Para o presidente da ANDPF, Leôncio, a “trava salarial” está definida na Constituição, que estabelece a natureza dos cargos públicos a partir dos concursos e do nível de responsabilidade e complexidade dos cargos. Segundo Leôncio, o Ministério do Planejamento não se convence de que as atribuições dos agentes (mesmo os especiais) são mais complexas que as dos delegados de 3ª classe. “O agente especial merece tratamento diferenciado em relação aos seus pares. Não posso pôr um especial no plantão, por exemplo.”
O delegado afirma que há muitas outras carreiras de nível superior em que também não há tratamento linear e citou a Justiça, onde juiz e chefe de cartório têm salários diferentes. “Não é a graduação, mas a responsabilidade do cargo. Professores com mestrado e doutorado ganham menos que agentes e delegados”, disse.

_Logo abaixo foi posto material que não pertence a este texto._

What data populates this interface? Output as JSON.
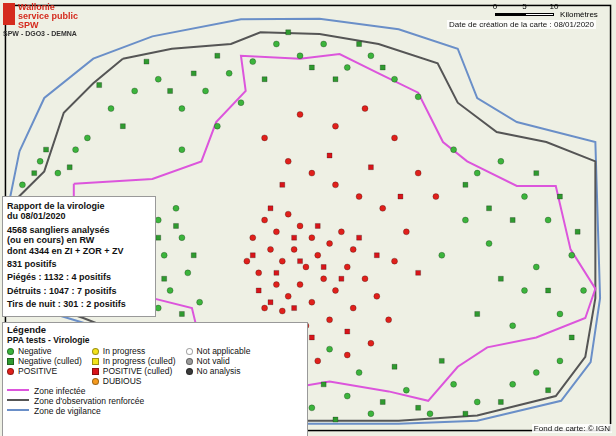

Diárias por operações fora do Estado aumentam salário
Para os não-delegados, o ideal seria que todos entrassem juntos na base e progredissem, assumindo chefias de acordo com a experiência e mérito.
Uma das compensações financeiras para os que se dedicam às investigações são as diárias, pagas àqueles que participam de operações em outros Estados – e variam de R$ 177 a R$ 220, dependendo do lugar.
Muitos se dedicam à investigação por acreditarem que é “uma cachaça”, viciante. Entretanto o desânimo é tão grande que há na classe um quase consenso de que, numa espécie de boicote aos delegados, os policiais devem passar a fazer apenas o trabalho mais burocrático de transcrever “grampos”, sem destacar, analisar e contextualizar informações coletadas.
Com a greve ininterrupta, poucas são as operações em curso da PF. Medidas cautelares e pedidos de interceptações não estão sendo feitos ou renovados. Outra tendência é a saída de agentes, que passam a trocar de carreira, por outras análogas, como a Abin (Agência Brasileira de Inteligência), cuja variação salarial é de R$ 12 mil a R$ 18 mil para função semelhante.